Je hebt wel gelijk dat het erbij hoort. Maar omdat ik me voornamelijk bezig houd met het avoustische deel, zou ik dit soort dingen uitbesteden aan mensen die er verstand van hebben. Maar ik vraag me meteen af waarom al zo moeilijk doen als je nog geen vleugje van een basis te ruiken is. 
Als we gelijk alle moeilijkheden op een hoop gooinen dan zou je niet eens aan een dergelijk project durven beginnen. Fouten maken in het proces dopen we toch wel, en daar leer je alleen van. Als deze fouten niet te veel geld kosten is er geen probleem. 

Ik geloof dat ik er wat makkelijker tegen aan kijk, of jullie doen gewoon moeilijk?! :Wink: [ :Embarrassment: )]

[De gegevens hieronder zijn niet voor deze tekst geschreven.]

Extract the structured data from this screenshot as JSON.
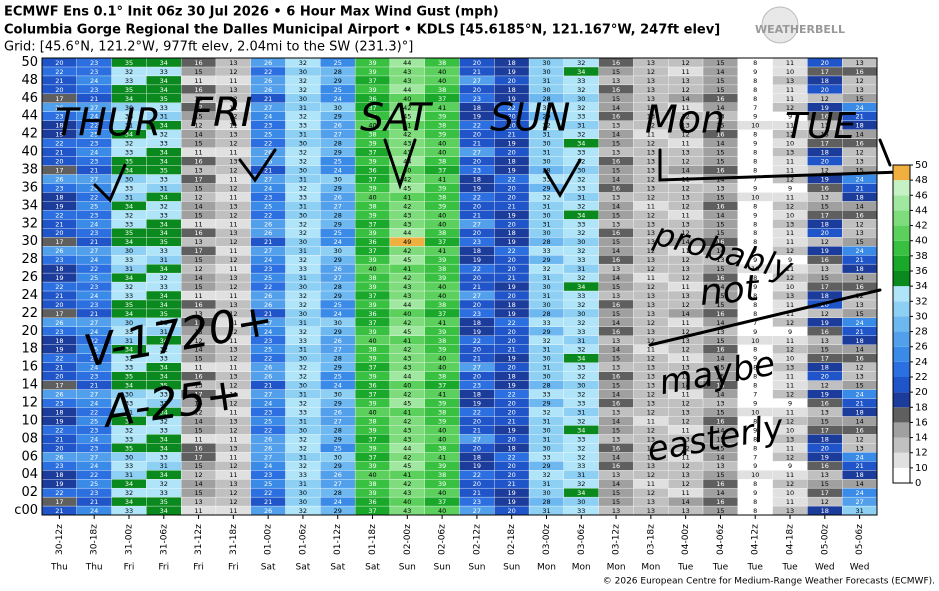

Ben druk bezig allerlei stukken over line array's te lezen. Kan niet alles tegelijk lezen, maar het komt telkens een stukje bij!

----------


## Jag

> citaat:_Geplaatst door Carl_
> 
> Michiel, heb je er ook aan gedacht dat je ELKE speaker van een line array apart moet versterken EN processen?
> Dat is nl. de enige mogelijkheid om te 'sturen' met de afstraling van de array.
> Lees het stuk over het geluid bij het huwelijk van PWA & Máxima in de Pro-Audio van 3-2002 nog maar eens aandachtig door!
> Alleen maar kasten onderelkaar hangen zonder deze processing is niet zo zinvol vrees ik.
> Het lijkt me eerder nadelig dan voordelig door de kamfiltering etc.
> 
> Als je er wel aan gedacht hebt, hoe denk je dan over de processing?
> De versterking is minder lastig denk ik.



Niet dat ik denk dat zelf een line array proberen te bouwen een goed idee is, maar het systeem waar jij het over hebt is niet een normale line array. Voor dat huwlijk in de beurs van Berlage zijn Intellivoxen van Axys gebruikt, een heel cool systeem waarbij idd door aparte processing de afstraalhoek heel precies gemanipuleerd kan worden (openingshoek tot minimaal iets van 5 graden en ook naar boven en onder tilten). Volgens de gast die het gedaan heeft, werkte het echt fantastisch (ze komen regelmatig bij ons over de vloer omdat wij vaak spullen bij hun huren).
Normale line arrays werken volgens mij gewoon "hardwarematig". Door de manier van riggen wordt de afstraling beinvloedt en een beetje meer en minder gain op de verschillende speakers voor een gelijkere spl verdeling. Weet het ook niet helemaal 100% zeker, ben geen line array expert en werk er ook nooit mee (afgezien dan in beperkte mate met Intellivoxen).

----------


## dokter dB

> citaat:_Geplaatst door Carl_
> 
> Michiel, heb je er ook aan gedacht dat je ELKE speaker van een line array apart moet versterken EN processen?
> Dat is nl. de enige mogelijkheid om te 'sturen' met de afstraling van de array.
> Lees het stuk over het geluid bij het huwelijk van PWA & Máxima in de Pro-Audio van 3-2002 nog maar eens aandachtig door!
> Alleen maar kasten onderelkaar hangen zonder deze processing is niet zo zinvol vrees ik.
> Het lijkt me eerder nadelig dan voordelig door de kamfiltering etc.
> 
> Als je er wel aan gedacht hebt, hoe denk je dan over de processing?
> De versterking is minder lastig denk ik.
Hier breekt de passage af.